For patients receiving autoHCT (N=201), the median age was 71.6 (range: 70-77.8; IQR 70.6-73.0). Patients were primarily male (n= 170, 85%) and white (n=162, 81%) and most patients (n=155, 77.1%) had multiple myeloma. The most common conditioning regimen was Melphalan (n= 168, 83.6%). Median OS was 1512 days (IQR: 882, 2099) and the primary cause of death was progression/relapse of disease (n=42, 49.4%). Higher HCT-CI was significantly associated with decreased OS (r=0.15, p=0.009). Patients with more prior treatments were associated with decreased OS (r=0.20; p=0.11) and increased progression (r=0.21; p=0.20) however these were not significant.
Conclusions
Autologous and allogenic HCT are safe in septuagenarians, but survival is still limited by disease progression/relapse. Patients should not be excluded from these intensive therapies based on chronologic age alone. HCT-CI in this population predicts for decreased OS with autoHCT. Improved understanding of clinical outcomes in this group of older adults will inform efforts to more accurately risk stratify patients and potentially broaden the number of older adults who have acceptable transplant risks, as well as identify potential interventions prior to transplant to remove possible barriers to curative intent treatment.
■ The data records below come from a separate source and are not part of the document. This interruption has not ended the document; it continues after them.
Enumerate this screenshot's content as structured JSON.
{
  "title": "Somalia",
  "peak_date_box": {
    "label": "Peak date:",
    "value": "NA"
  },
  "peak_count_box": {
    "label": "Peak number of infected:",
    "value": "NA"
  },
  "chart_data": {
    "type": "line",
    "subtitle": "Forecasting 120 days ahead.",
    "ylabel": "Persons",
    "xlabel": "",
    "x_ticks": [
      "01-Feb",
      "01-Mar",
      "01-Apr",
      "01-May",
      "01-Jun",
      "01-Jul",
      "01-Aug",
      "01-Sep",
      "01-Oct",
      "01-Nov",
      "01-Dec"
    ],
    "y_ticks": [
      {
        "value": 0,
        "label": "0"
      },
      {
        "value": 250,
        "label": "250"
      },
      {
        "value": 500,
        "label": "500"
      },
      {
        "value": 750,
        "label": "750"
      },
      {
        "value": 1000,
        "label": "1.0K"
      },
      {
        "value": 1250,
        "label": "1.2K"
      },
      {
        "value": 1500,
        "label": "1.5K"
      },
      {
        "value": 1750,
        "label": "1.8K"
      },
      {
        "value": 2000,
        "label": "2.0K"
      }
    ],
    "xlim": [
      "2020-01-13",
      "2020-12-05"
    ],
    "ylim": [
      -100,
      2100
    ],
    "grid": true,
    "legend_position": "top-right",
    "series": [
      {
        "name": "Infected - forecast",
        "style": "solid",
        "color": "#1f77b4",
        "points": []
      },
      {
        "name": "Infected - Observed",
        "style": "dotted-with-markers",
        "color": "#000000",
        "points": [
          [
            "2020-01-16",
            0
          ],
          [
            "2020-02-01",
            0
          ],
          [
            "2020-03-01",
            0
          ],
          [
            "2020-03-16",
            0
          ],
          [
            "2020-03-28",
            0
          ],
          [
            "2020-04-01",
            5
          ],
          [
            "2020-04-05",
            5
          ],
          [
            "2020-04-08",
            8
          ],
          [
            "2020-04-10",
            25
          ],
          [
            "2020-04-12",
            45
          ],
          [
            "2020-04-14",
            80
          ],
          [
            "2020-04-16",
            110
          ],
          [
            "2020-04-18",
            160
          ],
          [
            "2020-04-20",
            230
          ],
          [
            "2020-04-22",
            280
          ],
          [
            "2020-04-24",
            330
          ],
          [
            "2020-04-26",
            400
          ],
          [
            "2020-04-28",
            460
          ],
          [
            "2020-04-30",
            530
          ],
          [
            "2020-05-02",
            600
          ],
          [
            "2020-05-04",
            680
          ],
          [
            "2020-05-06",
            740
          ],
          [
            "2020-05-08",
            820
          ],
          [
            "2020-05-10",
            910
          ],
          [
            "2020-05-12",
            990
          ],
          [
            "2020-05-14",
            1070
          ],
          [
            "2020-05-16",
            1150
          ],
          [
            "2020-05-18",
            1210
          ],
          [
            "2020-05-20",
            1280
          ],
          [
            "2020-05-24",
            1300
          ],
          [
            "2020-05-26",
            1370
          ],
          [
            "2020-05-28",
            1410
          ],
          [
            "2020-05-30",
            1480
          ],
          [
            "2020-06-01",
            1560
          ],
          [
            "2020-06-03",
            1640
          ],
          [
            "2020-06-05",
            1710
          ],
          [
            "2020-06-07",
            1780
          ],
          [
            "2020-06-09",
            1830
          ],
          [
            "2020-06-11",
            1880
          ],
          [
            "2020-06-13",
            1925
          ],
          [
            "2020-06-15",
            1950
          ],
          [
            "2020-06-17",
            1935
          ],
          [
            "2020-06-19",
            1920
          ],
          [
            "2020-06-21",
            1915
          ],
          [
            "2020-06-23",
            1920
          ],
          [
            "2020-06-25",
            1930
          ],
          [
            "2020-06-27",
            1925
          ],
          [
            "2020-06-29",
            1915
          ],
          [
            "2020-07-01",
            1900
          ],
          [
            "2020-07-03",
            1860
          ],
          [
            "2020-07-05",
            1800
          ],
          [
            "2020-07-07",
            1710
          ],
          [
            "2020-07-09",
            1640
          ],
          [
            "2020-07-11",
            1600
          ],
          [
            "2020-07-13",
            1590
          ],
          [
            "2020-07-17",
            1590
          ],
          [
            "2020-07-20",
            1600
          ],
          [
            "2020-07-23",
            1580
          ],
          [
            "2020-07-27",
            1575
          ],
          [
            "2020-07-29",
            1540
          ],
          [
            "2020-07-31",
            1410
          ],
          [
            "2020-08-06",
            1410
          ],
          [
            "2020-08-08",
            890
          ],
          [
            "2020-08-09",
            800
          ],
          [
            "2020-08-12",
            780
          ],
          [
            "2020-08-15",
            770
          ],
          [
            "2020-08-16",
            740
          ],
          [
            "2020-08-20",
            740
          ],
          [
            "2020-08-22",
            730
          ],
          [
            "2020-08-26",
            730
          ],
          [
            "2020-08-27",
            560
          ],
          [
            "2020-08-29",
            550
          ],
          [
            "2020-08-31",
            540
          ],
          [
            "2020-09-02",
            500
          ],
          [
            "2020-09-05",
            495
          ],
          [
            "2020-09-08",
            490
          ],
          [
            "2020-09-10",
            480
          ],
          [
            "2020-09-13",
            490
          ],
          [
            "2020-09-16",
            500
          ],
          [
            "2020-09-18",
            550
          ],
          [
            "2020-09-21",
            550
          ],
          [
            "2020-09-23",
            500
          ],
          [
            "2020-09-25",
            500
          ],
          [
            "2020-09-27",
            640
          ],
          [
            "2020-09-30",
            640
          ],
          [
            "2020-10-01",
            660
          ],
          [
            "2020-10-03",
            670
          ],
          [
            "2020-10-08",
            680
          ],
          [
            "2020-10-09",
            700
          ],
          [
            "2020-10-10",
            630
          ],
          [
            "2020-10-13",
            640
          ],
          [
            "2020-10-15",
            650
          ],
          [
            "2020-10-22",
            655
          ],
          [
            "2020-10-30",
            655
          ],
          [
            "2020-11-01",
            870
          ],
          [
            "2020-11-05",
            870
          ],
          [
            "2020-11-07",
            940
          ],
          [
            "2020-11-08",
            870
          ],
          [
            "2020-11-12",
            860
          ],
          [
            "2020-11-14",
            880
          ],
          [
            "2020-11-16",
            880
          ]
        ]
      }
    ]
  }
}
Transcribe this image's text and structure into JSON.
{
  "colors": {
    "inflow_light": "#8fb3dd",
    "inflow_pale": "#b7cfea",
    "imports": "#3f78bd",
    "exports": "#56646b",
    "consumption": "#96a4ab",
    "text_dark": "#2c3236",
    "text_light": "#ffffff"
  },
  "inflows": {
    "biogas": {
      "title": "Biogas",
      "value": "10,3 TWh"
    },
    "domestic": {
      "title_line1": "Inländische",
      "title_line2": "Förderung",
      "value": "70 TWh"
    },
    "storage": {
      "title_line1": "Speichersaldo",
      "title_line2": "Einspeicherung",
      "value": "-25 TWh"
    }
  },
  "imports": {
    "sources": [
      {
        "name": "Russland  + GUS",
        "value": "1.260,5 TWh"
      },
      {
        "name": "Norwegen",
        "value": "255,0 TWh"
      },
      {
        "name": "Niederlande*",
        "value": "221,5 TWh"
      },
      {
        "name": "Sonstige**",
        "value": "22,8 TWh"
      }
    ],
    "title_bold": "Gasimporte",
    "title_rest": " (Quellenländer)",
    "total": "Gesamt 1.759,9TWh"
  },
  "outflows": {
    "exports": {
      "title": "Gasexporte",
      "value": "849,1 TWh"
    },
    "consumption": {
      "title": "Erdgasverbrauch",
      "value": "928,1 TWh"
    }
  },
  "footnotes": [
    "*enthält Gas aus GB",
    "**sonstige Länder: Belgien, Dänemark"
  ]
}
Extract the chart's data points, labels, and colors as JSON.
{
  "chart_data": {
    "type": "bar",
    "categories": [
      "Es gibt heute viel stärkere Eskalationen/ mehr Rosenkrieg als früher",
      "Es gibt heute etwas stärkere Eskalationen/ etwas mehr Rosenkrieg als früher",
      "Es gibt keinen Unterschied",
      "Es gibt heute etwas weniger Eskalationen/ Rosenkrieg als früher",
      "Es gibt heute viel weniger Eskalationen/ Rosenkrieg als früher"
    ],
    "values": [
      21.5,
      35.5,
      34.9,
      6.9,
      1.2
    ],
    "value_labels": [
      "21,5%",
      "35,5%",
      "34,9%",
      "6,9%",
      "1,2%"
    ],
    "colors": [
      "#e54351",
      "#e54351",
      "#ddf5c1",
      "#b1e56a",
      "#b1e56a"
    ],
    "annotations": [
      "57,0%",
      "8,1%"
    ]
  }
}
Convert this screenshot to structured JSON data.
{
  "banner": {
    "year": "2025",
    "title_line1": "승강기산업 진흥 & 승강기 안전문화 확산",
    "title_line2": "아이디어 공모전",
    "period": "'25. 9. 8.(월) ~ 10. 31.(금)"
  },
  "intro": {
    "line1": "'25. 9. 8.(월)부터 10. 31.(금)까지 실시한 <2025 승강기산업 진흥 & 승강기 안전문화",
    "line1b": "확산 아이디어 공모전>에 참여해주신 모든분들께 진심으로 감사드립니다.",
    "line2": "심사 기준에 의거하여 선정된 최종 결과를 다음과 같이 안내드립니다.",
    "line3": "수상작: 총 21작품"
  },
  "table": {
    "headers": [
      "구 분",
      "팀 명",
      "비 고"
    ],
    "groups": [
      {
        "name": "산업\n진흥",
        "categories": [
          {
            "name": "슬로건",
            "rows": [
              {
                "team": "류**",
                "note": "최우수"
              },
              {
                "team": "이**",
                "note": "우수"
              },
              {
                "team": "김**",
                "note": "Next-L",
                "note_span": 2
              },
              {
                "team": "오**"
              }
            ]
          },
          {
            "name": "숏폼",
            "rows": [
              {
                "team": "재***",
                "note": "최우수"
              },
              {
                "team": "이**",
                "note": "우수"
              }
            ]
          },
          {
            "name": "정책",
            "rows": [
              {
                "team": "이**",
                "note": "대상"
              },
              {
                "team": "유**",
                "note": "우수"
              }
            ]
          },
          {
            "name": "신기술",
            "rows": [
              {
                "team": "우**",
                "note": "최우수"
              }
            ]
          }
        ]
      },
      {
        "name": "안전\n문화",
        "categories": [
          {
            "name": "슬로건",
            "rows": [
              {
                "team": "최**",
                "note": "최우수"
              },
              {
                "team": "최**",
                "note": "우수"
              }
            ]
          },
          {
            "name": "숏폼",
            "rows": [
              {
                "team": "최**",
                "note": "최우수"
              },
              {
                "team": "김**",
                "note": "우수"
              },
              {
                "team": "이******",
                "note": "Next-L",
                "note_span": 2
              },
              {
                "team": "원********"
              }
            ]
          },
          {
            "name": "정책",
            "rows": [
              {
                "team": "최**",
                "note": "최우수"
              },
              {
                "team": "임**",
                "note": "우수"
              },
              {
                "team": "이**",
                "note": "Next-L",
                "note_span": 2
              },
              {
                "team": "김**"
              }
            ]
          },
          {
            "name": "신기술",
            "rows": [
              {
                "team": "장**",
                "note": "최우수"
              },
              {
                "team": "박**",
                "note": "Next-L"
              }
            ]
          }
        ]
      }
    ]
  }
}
Disclosures: Dholaria: Janssen, Angiocrine, Pfizer, Poseida, MEI, Orcabio, Wugen, Allovir, Adicet, BMS, Molecular template, Atara: Research Funding; MJH BioScience, Arivan Research, Janssen, ADC therapeutics, Gilead, GSK, Caribou, Roche, Autolus, Sanofi.: Consultancy, Honoraria. Oluwole: TGR: Consultancy; Caribou Biosciences: Consultancy; Novartis: Consultancy; Epizyme: Consultancy; Cargo: Consultancy; Bioheng: Consultancy; Nektar: Consultancy; Kite, a Gilead Company: Consultancy, Research Funding, Speakers Bureau; ADC: Consultancy, Speakers Bureau; AbbVie: Consultancy; Pfizer: Consultancy, Honoraria, Research Funding; Gilead Sciences: Consultancy, Honoraria; Allogene: Research Funding; Daichi Sankyo: Research Funding. Jallouk: Allogene Therapeutics: Research Funding; Kite/Gilead: Consultancy, Research Funding.